To fully appreciate this Chinese movie, you probably need to understand the language, the culture, as well as the martial arts within. It is not unusual for the olden day Chinese to speak in metaphors. My dad still does too. The English subtitles can be quite misleading at times. What if you don’t understand Chinese but you are curious about The Grandmaster? I suppose even if you can only get the essence of it, it may still be worthwhile provided that you enjoy watching art house type of movies or you are a fan of the leading actor and actress.
The backdrop is enticing. A story told from Yip Man’s perspective (he who was Bruce Lee’s teacher). From Yip Man’s age of 40 till his old age. Upon the then-grandmaster’s retirement, while the northern China’s grandmaster title was given to Ma San, it was of the old grandmaster’s wish to pass the southern China title to a southerner. Hence the introduction of Yip Man.
Tony Leung is quite possible one of the best actors I have seen. He truly can act with just his eyes. That heighten alertness in face of a real challenge, confidence with a hint of playfulness during a friendly duet, that moment of being mesmerized by the opposite sex, pain and despair, heartache and resignation, or simply that pair of weary eyes having seen too much in life. It is a real treat to see him act as Yip Man. This movie has provided him much opportunity to shine.
Zhang Ziyi plays the role of Gong Er, the daughter of the then-grandmaster. While the range of emotion given is not as wide as Yip Man’s role, Zhang Ziyi has certainly chilled me with her coldness, pained me with her rare tenderness. Her acting too is convincing.
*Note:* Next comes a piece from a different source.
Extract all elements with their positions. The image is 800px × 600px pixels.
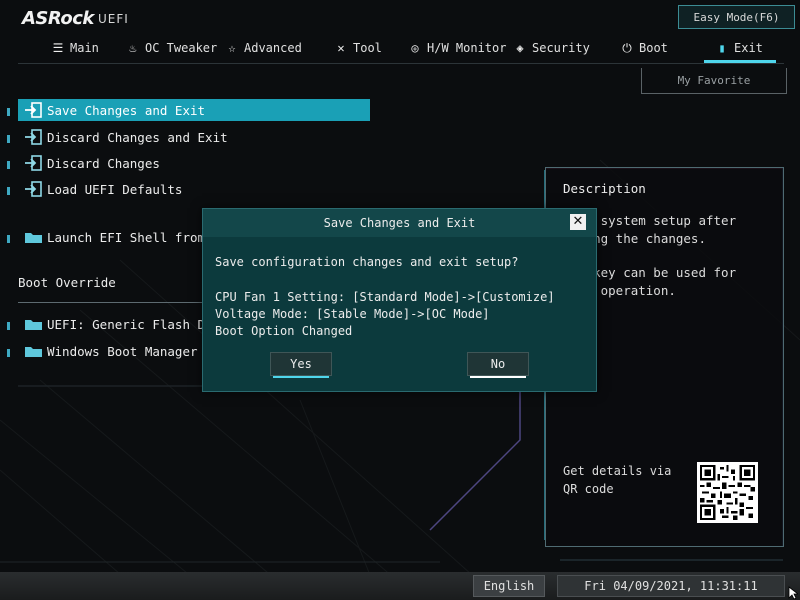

The martial art scenes are pretty impressive. With modern technology and the extreme slow motion close-up playback, the action is exciting to watch. But here lies the problem. The director Wong Kar-wai has cast this film in an art house setting (like his last movie My Blueberry Nights). Take away the breathtaking action and the engaging acting is a series of artistic shots such as water peddles and street scenery, Buddha statues and candles. The gaps can be extremely slow. I found myself wanting to see the next action or acting scene and skip the excessive artistic frames.
One good example is the character Yixiantian “The Razor”. The film has devoted quite a bit of airtime to develop The Rezor. He has absolutely zero contribution to the main story except that one interaction he has with Gong Er on a train. Even that does not materialize into anything. The story goes on telling more about The Razor – humorous I must say – whereby taking all in, I wouldn’t miss a thing if the director has decided to cut this character away. Maybe I am missing something significant here. I don’t know.
Also, the resolution between Yip Man and his wife (played by a Korean actress Song Hye-kyo) appears to be fuzzy. Is it because there is a lack of real life documentation of his marriage? Or is it the director’s intention to have us thinking? I thought for a bit. Then I gave up.
Another of his movie that is low in entertainment but probably high in artistic value.